8. A certain computer can have up to 2 GB (gigabytes) of memory. How many bits must be used for a memory address for this amount of memory? Assume this is a byte-addressable memory.

   2 GB is 2¹ * 2³⁰ = 2³¹ bytes. So it would take 31 yes/no questions to determine which byte to read or write. Since a memory address is a number that specifies which byte to read or write, addresses must be 31 bits.

9. If you have not already done so, download and install the CircuitMaker software on your PC. Click on this link to get to a web page that gives you a link for downloading the program and instructions for using it.

   Assemble and simulate the circuit below using CircuitMaker. You can find all the devices in this circuit (Hex Keypad, Hex Display, Digital Switches, and 2-input OR gates) on the Hotkeys menu.

   Use the Discussion Board for the course if you have any problems using CircuitMaker for this assignment.

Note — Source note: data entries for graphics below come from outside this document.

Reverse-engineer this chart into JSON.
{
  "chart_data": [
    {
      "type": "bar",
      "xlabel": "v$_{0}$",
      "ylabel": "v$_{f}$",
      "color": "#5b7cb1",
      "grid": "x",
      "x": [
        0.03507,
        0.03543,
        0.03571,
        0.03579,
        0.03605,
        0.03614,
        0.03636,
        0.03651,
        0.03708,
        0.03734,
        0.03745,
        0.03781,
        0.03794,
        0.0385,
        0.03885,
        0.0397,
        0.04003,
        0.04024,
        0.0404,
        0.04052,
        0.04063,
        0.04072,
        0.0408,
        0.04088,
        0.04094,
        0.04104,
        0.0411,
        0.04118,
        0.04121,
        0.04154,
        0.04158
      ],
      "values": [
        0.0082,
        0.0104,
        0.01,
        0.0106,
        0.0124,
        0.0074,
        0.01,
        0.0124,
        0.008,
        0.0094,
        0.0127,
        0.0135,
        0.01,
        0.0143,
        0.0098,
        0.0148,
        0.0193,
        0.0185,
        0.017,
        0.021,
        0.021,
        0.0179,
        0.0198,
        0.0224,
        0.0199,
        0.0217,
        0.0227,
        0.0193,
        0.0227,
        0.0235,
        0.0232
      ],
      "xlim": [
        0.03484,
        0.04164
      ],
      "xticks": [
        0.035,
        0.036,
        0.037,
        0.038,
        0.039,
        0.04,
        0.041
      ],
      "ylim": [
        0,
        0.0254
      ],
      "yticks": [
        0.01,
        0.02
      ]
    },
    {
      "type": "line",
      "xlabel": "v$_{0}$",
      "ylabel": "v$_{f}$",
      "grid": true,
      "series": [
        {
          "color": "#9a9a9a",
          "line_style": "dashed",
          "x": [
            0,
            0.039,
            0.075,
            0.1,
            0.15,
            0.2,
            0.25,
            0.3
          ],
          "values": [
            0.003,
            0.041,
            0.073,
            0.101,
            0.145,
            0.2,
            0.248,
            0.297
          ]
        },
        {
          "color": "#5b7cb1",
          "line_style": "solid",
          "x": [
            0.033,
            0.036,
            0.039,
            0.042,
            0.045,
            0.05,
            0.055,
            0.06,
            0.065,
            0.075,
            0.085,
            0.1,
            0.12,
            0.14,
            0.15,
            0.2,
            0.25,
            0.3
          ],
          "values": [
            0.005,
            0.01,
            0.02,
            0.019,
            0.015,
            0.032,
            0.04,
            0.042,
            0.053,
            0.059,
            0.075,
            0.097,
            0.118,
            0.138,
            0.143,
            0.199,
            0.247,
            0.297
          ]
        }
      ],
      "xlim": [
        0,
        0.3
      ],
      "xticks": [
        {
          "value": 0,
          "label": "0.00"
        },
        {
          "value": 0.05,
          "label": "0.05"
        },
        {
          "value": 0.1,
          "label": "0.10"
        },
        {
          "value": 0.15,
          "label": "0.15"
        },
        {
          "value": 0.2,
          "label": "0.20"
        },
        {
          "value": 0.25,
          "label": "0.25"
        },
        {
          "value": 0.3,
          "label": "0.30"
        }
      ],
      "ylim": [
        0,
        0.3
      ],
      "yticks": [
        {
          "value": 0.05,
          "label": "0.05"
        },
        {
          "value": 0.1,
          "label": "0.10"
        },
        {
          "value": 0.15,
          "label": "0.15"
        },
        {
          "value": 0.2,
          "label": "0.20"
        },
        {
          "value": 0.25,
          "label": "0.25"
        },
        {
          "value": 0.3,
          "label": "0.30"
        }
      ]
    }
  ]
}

   You will receive up to three extra credit points for the course if you ask and/or answer questions on the Discussion Board. The more you use the board and the better the quality of your questions and answers, the more points you can earn.

   But just giving the answers to homework questions will subtract from your extra credit points!

   

   Attach your .ckt file to your mail message when you submit this assignment, and answers the following questions in your message body:

   • What happens each time you click on the Keypad device (KPD1)?

     The number displayed increases by one. When it gets to 0xF (Hexadecimal F), it then wraps around to zero. The Hex display always shows the same value as the keypad.

   • What happens if you type a digit on the keyboard when KPD1 is selected?

     The It takes on whatever value you type. The Hex display changes too.

   • What happens to the circuit if you click switch V1 so it is on instead of off and you change the value of KPD1?

     Switch V1 is connected through an OR gate to the "1" input of the Hex display, so the Hex display always shows odd-numbered values.

   • Set KPD1 to '0' and change the settings of all four switches in various combinations. What happens?

     The switches can be used in various combinations to cause any value to show in the hex display.

   • Set KPD1 to '8' and change the values of the switches. What happens?

     The display always shows a value between 0x8 and 0xF.

   • Write a succinct paragraph that describes this circuit and its behavior.

     Either the hex keypad or the switches can be used to set the values of the four inputs to the hex display. The hex display shows the hexadecimal representation of the four-bit binary number connectied to its inputs.

   • What would happen if you changed the OR gates to AND gates?

     In order for an input to the hex display to be a one, both the corresponding switch and the the corresponding output from the hex keypad would have to be 1.